Lo cierto es que la pobreza y la falta de acceso a la educación, dos plagas que azotan a Rumania con cada vez mas fuerza desde hace dos décadas, son importantes datos a tener en cuenta para explicar el alto número de enfermos de tuberculosis de este país.

Recientemente el diario inglés The Sun afirmó que existe el peligro de que los inmigrantes rumanos lleven la enfermedad a Gran Bretaña, especialmente la forma mas agresiva y resistente a los tratamientos.
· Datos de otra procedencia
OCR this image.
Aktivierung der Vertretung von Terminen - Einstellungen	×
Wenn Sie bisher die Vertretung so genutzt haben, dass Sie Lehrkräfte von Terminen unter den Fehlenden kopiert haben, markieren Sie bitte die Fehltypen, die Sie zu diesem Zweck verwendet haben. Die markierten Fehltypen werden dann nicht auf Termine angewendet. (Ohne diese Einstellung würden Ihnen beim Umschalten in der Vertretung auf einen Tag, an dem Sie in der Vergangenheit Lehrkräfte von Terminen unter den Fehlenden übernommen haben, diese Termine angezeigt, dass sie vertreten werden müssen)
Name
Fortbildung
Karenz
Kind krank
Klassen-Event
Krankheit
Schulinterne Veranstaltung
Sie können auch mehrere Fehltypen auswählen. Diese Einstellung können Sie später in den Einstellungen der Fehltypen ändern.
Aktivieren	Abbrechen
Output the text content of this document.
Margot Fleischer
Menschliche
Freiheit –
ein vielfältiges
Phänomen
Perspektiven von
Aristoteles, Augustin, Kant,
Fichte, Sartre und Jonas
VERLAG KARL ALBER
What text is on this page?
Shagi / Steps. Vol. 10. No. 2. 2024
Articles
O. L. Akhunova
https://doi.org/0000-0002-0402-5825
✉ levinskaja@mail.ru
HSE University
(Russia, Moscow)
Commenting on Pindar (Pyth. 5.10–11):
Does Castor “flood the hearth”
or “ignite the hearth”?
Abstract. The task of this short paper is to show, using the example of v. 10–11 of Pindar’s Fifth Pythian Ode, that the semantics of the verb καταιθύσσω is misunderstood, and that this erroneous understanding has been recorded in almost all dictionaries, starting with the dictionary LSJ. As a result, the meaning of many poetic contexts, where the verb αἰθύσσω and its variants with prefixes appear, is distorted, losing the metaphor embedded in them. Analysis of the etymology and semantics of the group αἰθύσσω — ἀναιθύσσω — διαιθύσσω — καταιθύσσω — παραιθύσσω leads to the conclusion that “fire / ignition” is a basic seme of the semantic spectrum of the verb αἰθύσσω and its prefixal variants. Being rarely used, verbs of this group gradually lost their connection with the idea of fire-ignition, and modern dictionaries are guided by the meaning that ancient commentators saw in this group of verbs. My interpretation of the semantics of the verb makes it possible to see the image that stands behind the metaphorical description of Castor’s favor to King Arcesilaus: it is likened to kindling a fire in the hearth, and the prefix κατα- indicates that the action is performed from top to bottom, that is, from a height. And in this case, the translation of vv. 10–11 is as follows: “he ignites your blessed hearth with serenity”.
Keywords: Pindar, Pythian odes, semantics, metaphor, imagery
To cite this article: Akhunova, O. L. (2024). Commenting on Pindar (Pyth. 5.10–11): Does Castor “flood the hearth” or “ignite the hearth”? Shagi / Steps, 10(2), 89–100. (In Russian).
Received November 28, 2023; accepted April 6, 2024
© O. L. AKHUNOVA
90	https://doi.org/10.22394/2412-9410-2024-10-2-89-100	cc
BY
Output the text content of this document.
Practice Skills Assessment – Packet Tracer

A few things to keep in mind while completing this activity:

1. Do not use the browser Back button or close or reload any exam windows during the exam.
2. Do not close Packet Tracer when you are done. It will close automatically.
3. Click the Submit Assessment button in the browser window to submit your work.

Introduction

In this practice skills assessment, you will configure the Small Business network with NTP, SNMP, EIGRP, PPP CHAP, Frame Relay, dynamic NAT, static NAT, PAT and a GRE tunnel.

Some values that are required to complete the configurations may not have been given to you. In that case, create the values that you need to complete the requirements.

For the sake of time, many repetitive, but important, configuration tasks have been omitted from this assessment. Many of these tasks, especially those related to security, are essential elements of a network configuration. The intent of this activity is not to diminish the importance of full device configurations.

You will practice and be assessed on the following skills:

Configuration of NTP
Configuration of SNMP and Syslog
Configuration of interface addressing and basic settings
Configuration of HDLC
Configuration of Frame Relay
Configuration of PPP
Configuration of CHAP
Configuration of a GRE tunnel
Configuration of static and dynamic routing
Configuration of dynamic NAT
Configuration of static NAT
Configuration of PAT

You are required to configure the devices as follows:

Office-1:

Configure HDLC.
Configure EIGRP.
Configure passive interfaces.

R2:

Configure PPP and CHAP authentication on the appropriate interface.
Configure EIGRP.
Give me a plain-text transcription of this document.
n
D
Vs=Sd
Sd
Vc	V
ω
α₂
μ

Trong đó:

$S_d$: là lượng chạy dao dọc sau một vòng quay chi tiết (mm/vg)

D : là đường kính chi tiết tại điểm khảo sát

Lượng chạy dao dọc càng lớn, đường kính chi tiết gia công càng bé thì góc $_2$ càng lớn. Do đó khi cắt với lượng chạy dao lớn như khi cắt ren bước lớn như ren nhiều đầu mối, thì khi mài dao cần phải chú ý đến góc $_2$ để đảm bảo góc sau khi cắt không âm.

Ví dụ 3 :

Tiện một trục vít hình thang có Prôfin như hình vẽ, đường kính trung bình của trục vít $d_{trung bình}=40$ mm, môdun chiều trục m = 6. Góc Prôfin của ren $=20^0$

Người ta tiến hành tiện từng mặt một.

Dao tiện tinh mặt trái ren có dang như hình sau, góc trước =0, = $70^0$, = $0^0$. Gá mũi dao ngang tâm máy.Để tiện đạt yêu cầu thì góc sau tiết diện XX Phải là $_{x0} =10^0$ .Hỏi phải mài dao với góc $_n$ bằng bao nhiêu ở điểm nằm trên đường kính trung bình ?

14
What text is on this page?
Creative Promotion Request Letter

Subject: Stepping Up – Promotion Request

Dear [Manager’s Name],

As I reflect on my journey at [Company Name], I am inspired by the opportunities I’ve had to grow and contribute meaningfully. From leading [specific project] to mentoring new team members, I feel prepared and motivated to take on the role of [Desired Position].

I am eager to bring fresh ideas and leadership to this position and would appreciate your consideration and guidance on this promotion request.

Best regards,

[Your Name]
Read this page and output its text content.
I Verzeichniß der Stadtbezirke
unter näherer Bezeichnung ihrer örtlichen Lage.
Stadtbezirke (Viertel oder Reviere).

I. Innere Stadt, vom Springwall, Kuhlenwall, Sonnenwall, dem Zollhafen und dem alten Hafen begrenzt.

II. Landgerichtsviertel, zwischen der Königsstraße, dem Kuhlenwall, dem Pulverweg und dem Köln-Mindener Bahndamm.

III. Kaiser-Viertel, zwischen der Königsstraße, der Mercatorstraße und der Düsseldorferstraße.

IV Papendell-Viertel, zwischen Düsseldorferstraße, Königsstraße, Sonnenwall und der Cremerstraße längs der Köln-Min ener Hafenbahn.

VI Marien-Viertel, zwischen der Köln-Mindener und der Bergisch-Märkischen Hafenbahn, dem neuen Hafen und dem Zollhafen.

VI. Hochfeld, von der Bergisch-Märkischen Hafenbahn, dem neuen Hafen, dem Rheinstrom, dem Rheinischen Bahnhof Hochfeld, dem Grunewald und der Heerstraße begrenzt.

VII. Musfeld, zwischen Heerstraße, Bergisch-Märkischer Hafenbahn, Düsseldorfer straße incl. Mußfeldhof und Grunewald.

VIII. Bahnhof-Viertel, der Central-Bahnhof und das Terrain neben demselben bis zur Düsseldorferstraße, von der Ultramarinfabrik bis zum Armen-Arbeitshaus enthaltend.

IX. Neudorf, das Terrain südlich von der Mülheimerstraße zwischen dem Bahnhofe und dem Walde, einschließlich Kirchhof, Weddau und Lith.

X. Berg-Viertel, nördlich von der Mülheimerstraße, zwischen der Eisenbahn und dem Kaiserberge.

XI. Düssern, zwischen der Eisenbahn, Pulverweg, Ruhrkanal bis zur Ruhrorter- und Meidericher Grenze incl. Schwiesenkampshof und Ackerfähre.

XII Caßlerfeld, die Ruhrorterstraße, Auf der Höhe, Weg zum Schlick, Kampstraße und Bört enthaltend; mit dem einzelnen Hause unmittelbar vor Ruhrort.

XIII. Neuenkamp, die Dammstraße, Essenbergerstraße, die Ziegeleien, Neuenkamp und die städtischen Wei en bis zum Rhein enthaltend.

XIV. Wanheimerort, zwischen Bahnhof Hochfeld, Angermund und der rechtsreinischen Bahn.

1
Se trata de una noticia sensacionalista de claro tinte racista y reaccionario que, por otro lado, demuestra la poca información sobre la enfermedad que tienen los periodistas del diario (ademas de ser muestra de una plaga bastaste mas peligrosa que la tuberculosis y de la que los medios de propaganda lógicamente no se quejan, pues le es muy conveniente: el mercenarismo y la limitación de los periodistas a informar sobre lo que interesa y en la forma que conviene al que paga).

En realidad, y como hemos dicho mas arriba, la tuberculosis se desarrolla especialmente en ambientes de miseria y falta de higiene, por lo que, hasta que la clase capitalista inglesa termine de hundir en la miseria a su clase trabajadora con las medidas de recortes, ajustes y reducción de beneficios sociales tomadas con la excusa de la crisis económica, la enfermedad se desarrollara mucho mas fácilmente en países como Rumania, transformada desde hace dos décadas, por los organismos económicos internacionales, las grandes multinacionales y por los gobiernos de las dictaduras del capital como el británico, en una colonia en la que la enorme miseria, el desempleo y la pobreza, que provocan, entre otras muchas cosas, el exilio masivo de trabajadores, no parecen producir tanto horror.